Pourquoi je n’y arrive pas ?

Comment faire pour savoir si vous êtes bien placés ? D’abord écoutez vos sensations. Le corps est bien fait et en général, on a mal. Ce n’est pas une douleur d’étirement, c’est lancinant, désagréable et on a l’impression de lutter pour rester dans la posture. Bref, le corps se contracte et il y a de la tension. La douleur peut ensuite rester quelques jours et on sent bien que ce ne sont pas des courbatures. C’est juste un signal d’alarme : on a sur-étiré l’arrière des disques, les muscles se sont contractés pour les protéger.

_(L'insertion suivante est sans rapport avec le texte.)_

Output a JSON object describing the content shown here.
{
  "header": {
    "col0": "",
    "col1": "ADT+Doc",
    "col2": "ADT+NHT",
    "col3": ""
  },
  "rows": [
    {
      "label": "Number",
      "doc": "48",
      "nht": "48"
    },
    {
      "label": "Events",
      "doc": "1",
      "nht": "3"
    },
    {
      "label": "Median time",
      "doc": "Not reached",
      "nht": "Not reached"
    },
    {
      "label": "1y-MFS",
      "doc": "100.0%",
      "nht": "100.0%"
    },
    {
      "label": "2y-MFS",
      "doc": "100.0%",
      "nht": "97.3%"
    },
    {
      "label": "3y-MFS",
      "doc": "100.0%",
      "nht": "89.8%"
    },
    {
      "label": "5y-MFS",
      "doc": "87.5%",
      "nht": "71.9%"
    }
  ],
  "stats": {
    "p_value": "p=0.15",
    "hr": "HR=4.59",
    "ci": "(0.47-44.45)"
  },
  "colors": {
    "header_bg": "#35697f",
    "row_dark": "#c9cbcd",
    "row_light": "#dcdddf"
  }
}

Pourquoi je n’y arrive pas ? Souvent, le bassin ne bascule pas vers l’avant. On a beau chercher à emmener la poitrine loin devant, allonger la colonne en tirant les bras vers le ciel avant de partir en flexion, on se retrouve plié en deux au niveau du nombril. Qu’est-ce qui s’est- passé ? C’est le bassin qui a basculé vers l’arrière. On se retrouve assis sur le gras des fesses parce que les muscles de l’arrière des jambes retiennent le bassin vers l’arrière et l’empêchent de basculer. Il est possible de travailler sur cet étirement grâce à des exercices spécifiques (comme le gros orteil endormi).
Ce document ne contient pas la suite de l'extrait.